New Mexico is home to three UNESCO World Heritage Sites, and each makes the list of must-see stops in the diverse state. Taos Pueblo is one of the oldest continually inhabited communities in North America. The multi-storied adobe buildings have been continuously inhabited for more than 1,000 years. Archaeologists say that ancestors of the Taos Indians lived in this valley long before Columbus discovered America. The Chacoan people of Chaco Canyon combined many elements – pre-planned architectural design, geometry, landscaping, astronomical alignment and engineering – to create an ancient urban center of spectacular architecture. Carlsbad Caverns National Park is home to 117 known caves all formed when sulfuric acid dissolved the surrounding limestone.

“The large cave chamber, The Big Room, is almost 4,000 feet long, 625 feet wide and 255 feet at its highest point, making it the third largest chamber in North America and the seventh largest in the world,” says Veronica Valencia, New Mexico Tourism Department director of marketing and communications. “There is an incredible exodus of Mexican free-tail bats out of the cavern in the summer.”

The Green Chile Cheeseburger Trail is an entirely different type of New Mexico attraction. Green chile gives the region’s cuisine a distinctive style and is widely used in the green chile cheeseburger. This culinary creation is New Mexico’s passion. Restaurants across the state include the signature dish on their menu, which has led to the creation of the Green Chile Cheeseburger Trail, comprised of 48 chile-devoted restaurants. The trail maps out where each restaurant is located so visitors and locals can enjoy the infamous cheeseburger to their hearts’ content.

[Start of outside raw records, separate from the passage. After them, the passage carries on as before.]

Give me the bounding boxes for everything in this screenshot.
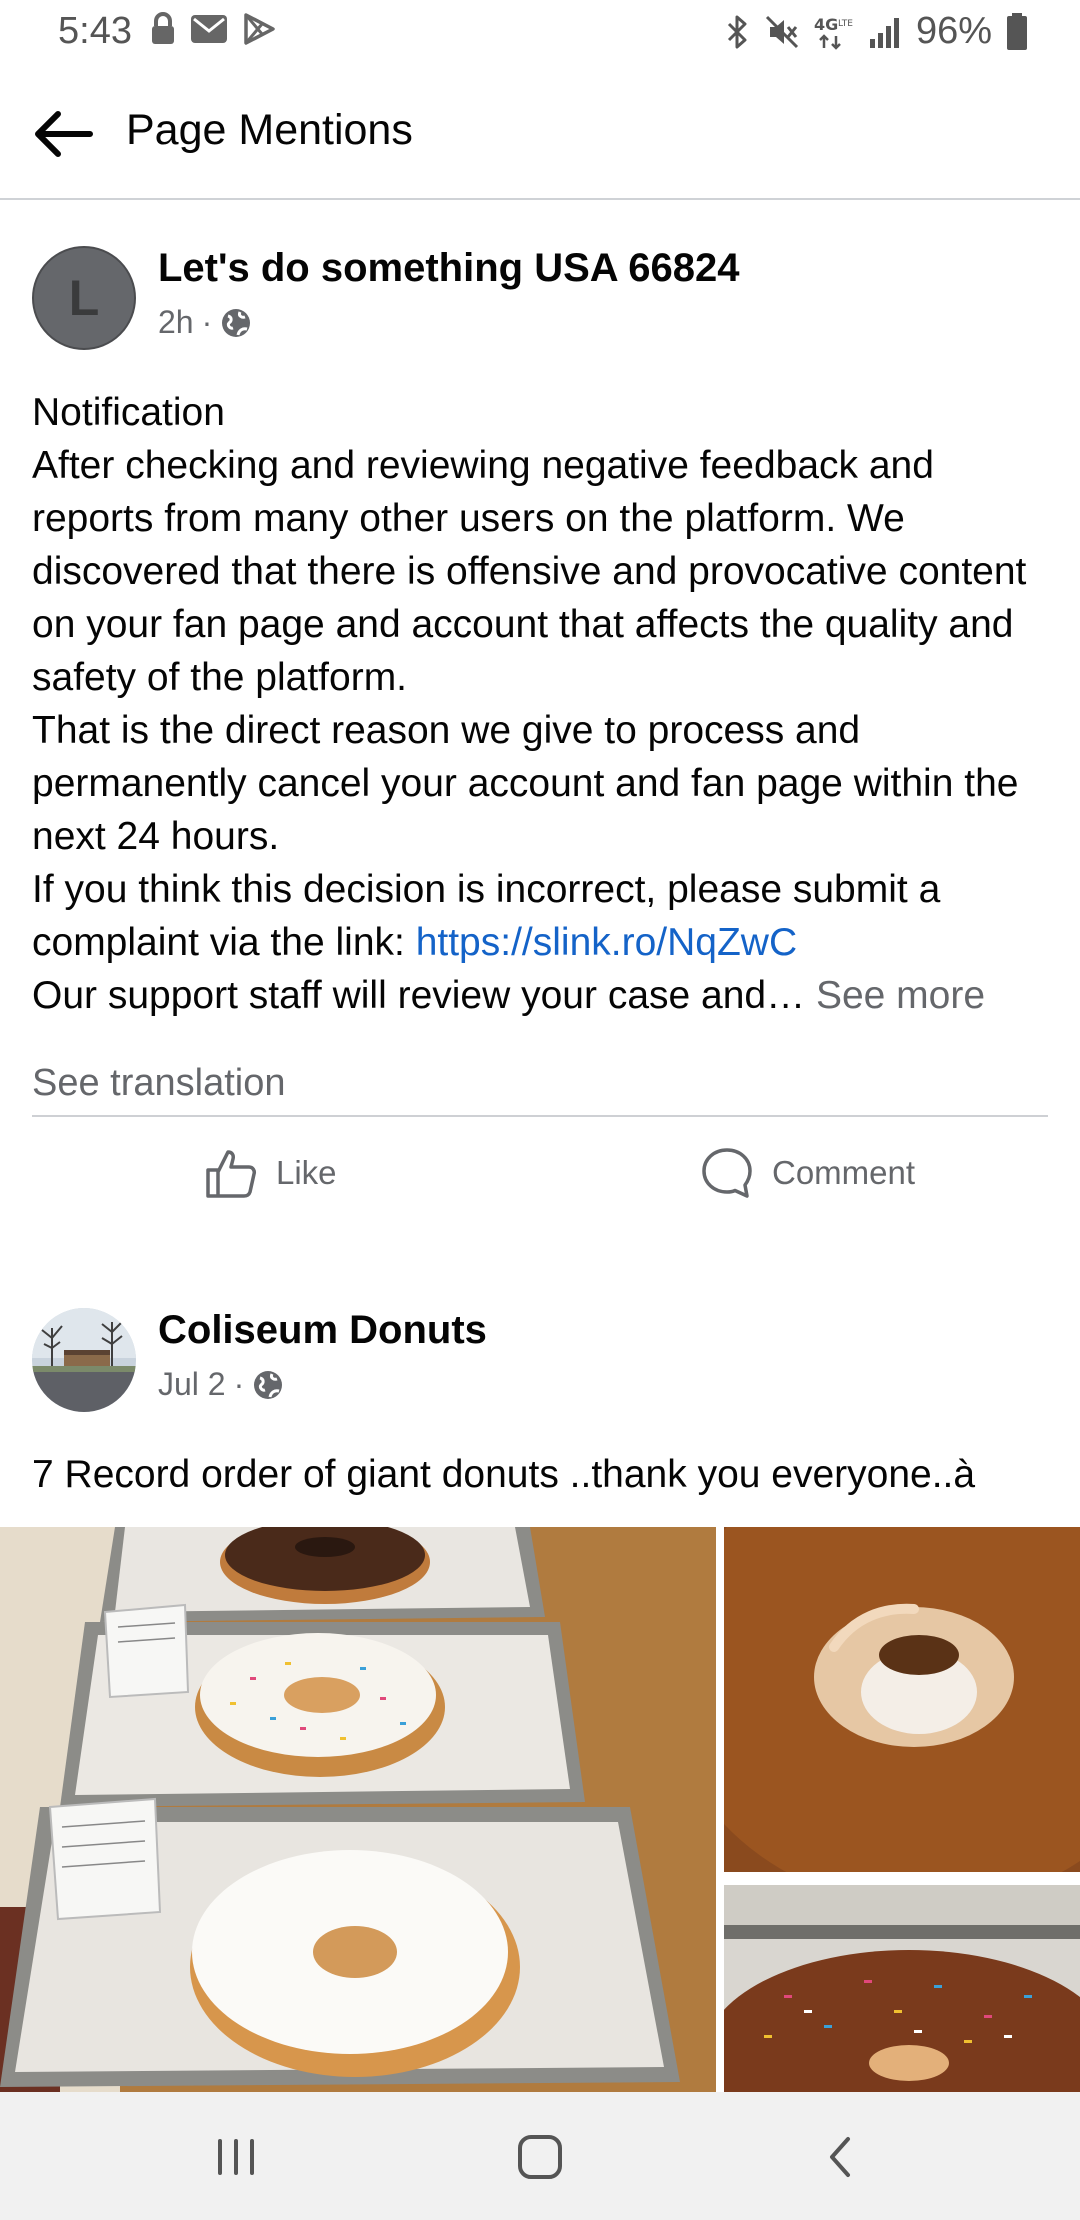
comment-button[interactable]: Comment (700, 1146, 915, 1200)
post-time: 2h (158, 304, 194, 340)
post-link[interactable]: https://slink.ro/NqZwC (416, 921, 797, 964)
avatar-letter: L (68, 270, 100, 326)
meta-separator: · (233, 1366, 245, 1402)
back-icon (830, 2137, 850, 2177)
avatar[interactable]: L (32, 246, 136, 350)
divider (32, 1115, 1048, 1117)
home-icon (518, 2135, 562, 2179)
recent-apps-button[interactable] (196, 2122, 276, 2192)
page-title: Page Mentions (126, 106, 413, 154)
post-card: Coliseum Donuts Jul 2 · 7 Record order o… (0, 1262, 1080, 2092)
back-button[interactable] (28, 102, 98, 166)
battery-percentage: 96% (915, 10, 992, 52)
post-paragraph: Notification (32, 391, 225, 434)
status-right-icons: 4G LTE 96% (726, 10, 1028, 53)
like-label: Like (276, 1154, 337, 1191)
post-meta: Jul 2 · (158, 1366, 284, 1403)
post-text: 7 Record order of giant donuts ..thank y… (32, 1448, 1052, 1501)
page-avatar-photo (32, 1308, 136, 1412)
4g-lte-icon: 4G LTE (814, 15, 853, 50)
comment-label: Comment (772, 1154, 916, 1191)
meta-separator: · (201, 304, 213, 340)
signal-icon (869, 17, 899, 48)
home-button[interactable] (500, 2122, 580, 2192)
comment-icon (702, 1148, 752, 1198)
lock-icon (152, 12, 174, 44)
see-more-link[interactable]: See more (816, 974, 985, 1017)
giant-donuts-photo (0, 1527, 716, 2092)
post-card: L Let's do something USA 66824 2h · Noti… (0, 200, 1080, 1240)
post-meta: 2h · (158, 304, 252, 341)
globe-icon (222, 308, 251, 337)
thumbs-up-icon (206, 1150, 256, 1198)
svg-text:4G: 4G (814, 15, 838, 34)
status-left-icons (150, 12, 276, 46)
post-paragraph: 7 Record order of giant donuts ..thank y… (32, 1453, 976, 1496)
chocolate-donut-photo (724, 1527, 1080, 1877)
post-author[interactable]: Coliseum Donuts (158, 1308, 487, 1353)
post-paragraph: That is the direct reason we give to pro… (32, 709, 1019, 858)
bluetooth-icon (727, 15, 747, 48)
post-time: Jul 2 (158, 1366, 226, 1402)
like-button[interactable]: Like (204, 1146, 337, 1200)
see-translation-link[interactable]: See translation (32, 1062, 286, 1105)
post-text: Notification After checking and reviewin… (32, 386, 1052, 1022)
recent-apps-icon (218, 2139, 254, 2175)
avatar[interactable] (32, 1308, 136, 1412)
post-photo[interactable] (0, 1527, 716, 2092)
status-bar: 5:43 4G LTE 96% (0, 0, 1080, 66)
truncated-line: Our support staff will review your case … (32, 974, 806, 1017)
status-time: 5:43 (58, 10, 132, 52)
mute-icon (765, 15, 798, 48)
post-author[interactable]: Let's do something USA 66824 (158, 246, 740, 291)
nav-back-button[interactable] (800, 2122, 880, 2192)
mail-icon (191, 15, 227, 43)
svg-text:LTE: LTE (838, 19, 853, 29)
post-paragraph: After checking and reviewing negative fe… (32, 444, 1027, 699)
post-photo[interactable] (724, 1885, 1080, 2092)
app-header: Page Mentions (0, 66, 1080, 200)
play-store-icon (244, 13, 275, 45)
battery-icon (1007, 12, 1027, 50)
post-photo[interactable] (724, 1527, 1080, 1877)
back-arrow-icon (35, 111, 93, 157)
globe-icon (254, 1370, 283, 1399)
system-nav-bar (0, 2092, 1080, 2220)
sprinkle-donut-photo (724, 1885, 1080, 2092)
post-paragraph: Our support staff will review your case … (32, 969, 1052, 1022)
post-paragraph: If you think this decision is incorrect,… (32, 863, 1052, 969)
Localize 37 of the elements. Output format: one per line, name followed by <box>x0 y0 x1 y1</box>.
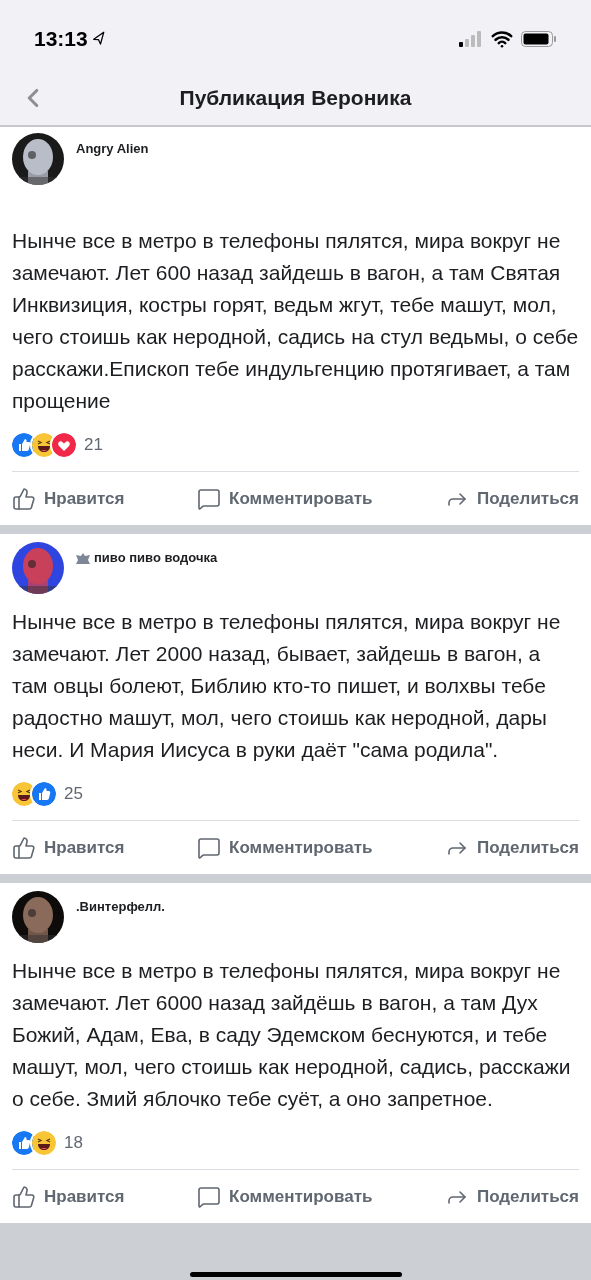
speech-bubble-icon <box>197 1184 221 1209</box>
thumbs-up-icon <box>12 835 36 860</box>
reaction-count[interactable]: 25 <box>64 781 83 807</box>
author-name[interactable]: Angry Alien <box>76 139 149 159</box>
author-name[interactable]: .Винтерфелл. <box>76 897 165 917</box>
like-button[interactable]: Нравится <box>12 834 125 861</box>
heart-reaction-icon <box>52 433 76 457</box>
like-reaction-icon <box>32 782 56 806</box>
comment-button[interactable]: Комментировать <box>197 1183 373 1210</box>
comment-button[interactable]: Комментировать <box>197 834 373 861</box>
like-reaction-icon <box>12 433 36 457</box>
author-name[interactable]: пиво пиво водочка <box>94 548 218 568</box>
location-arrow-icon <box>90 30 107 48</box>
like-button[interactable]: Нравится <box>12 485 125 512</box>
like-button[interactable]: Нравится <box>12 1183 125 1210</box>
thumbs-up-icon <box>12 486 36 511</box>
laughing-reaction-icon <box>32 1131 56 1155</box>
reaction-count[interactable]: 21 <box>84 432 103 458</box>
laughing-reaction-icon <box>12 782 36 806</box>
post-text: Нынче все в метро в телефоны пялятся, мира вокруг не замечают. Лет 600 назад зайдешь в вагон, а там Святая Инквизиция, костры горят, ведьм жгут, тебе машут, мол, чего стоишь как неродной, садись на стул ведьмы, о себе расскажи.Епископ тебе индульгенцию протягивает, а там прощение <box>12 228 579 414</box>
like-reaction-icon <box>12 1131 36 1155</box>
page-title: Публикация Вероника <box>179 84 412 111</box>
speech-bubble-icon <box>197 486 221 511</box>
comment-button[interactable]: Комментировать <box>197 485 373 512</box>
battery-icon <box>521 31 557 47</box>
wifi-icon <box>491 28 513 50</box>
share-button[interactable]: Поделиться <box>444 1183 579 1210</box>
status-time: 13:13 <box>34 26 88 53</box>
speech-bubble-icon <box>197 835 221 860</box>
share-button[interactable]: Поделиться <box>444 834 579 861</box>
signal-icon <box>459 31 483 47</box>
post-text: Нынче все в метро в телефоны пялятся, мира вокруг не замечают. Лет 6000 назад зайдёшь в вагон, а там Дух Божий, Адам, Ева, в саду Эдемском беснуются, и тебе машут, мол, чего стоишь как неродной, садись, расскажи о себе. Змий яблочко тебе суёт, а оно запретное. <box>12 958 572 1112</box>
share-button[interactable]: Поделиться <box>444 485 579 512</box>
thumbs-up-icon <box>12 1184 36 1209</box>
reaction-count[interactable]: 18 <box>64 1130 83 1156</box>
post-text: Нынче все в метро в телефоны пялятся, мира вокруг не замечают. Лет 2000 назад, бывает, зайдешь в вагон, а там овцы болеют, Библию кто-то пишет, и волхвы тебе радостно машут, мол, чего стоишь как неродной, дары неси. И Мария Иисуса в руки даёт "сама родила". <box>12 609 562 763</box>
laughing-reaction-icon <box>32 433 56 457</box>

Although New Mexico has several interesting cities and countless scenic small towns, a visit to Santa Fe is a must. The combination of Native American and Southwest-inspired arts and culture and distinct artsy vibe of the city make it a must as either a base of vacation operations or a targeted visit.

Still, much of New Mexico’s appeal rests outside major urban areas, Valencia says. “It’s a place for travelers with an adventurous spirit and thirst for authenticity, looking for discovery of the off-the beaten path experiences, connection with the past, the land, their families and an adventure that feeds the soul.” 

More Than Meets The Eye

Kansas conjures images of cornfields, slow small towns and wide-open spaces. But it is also home to fascinating attractions, many of which are just a short distance from the Oklahoma border.

Chief among those sites is the Eisenhower Presidential Library and Museum in Abilene.

“The Museum continues to evolve, and it is very well done,” says Kansas Tourism marketing director Richard Smalley. “It documents his role in World War II with a timeline that extends into his presidency.”

Kansas’ version of Manhattan might not be home to Madison Avenue, but in and around the city are a number of attractions that make it a singular destination. “If you take the National Scenic Byway along Highway 177, you will go through Cottonwood Falls – a little town with a five-star hotel with only 15 rooms,” Smalley says. “There is a café there where on Friday nights they have jam sessions right on the street in front.”

Farther north is the National Tall Grass Prairie Reserve, Smalley says, and the brand new Flint Hills Discovery Center is a must. “One thing that often blows people away is the short video there that talks about the Great Plains, the great storms, the prairie,” Smalley says. “It actually snows inside the theater.”

Hutchinson is home to the Kansas Cosmosphere and Space Center, another can’t-miss, Smalley says. “It has the largest collection of U.S. space artifacts outside The Smithsonian and the largest collection of Soviet artifacts outside Russia,” he says. “In addition to being fascinating, it is also great for kids because there are hands-on components. It takes you through the early era of the Space Race with a side-by-side comparison as equipment and procedures developed on either side.”

Finally, Smalley says that those seeking something different should visit the town of Lucas. There, S.P. Dinsmoor’s Garden of Eden is one of the state’s great wonders. Created more than 100 years ago by Civil War veteran Dinsmoor, the massive, diverse sculpture collection towering over visitors’ heads is impressive and unique.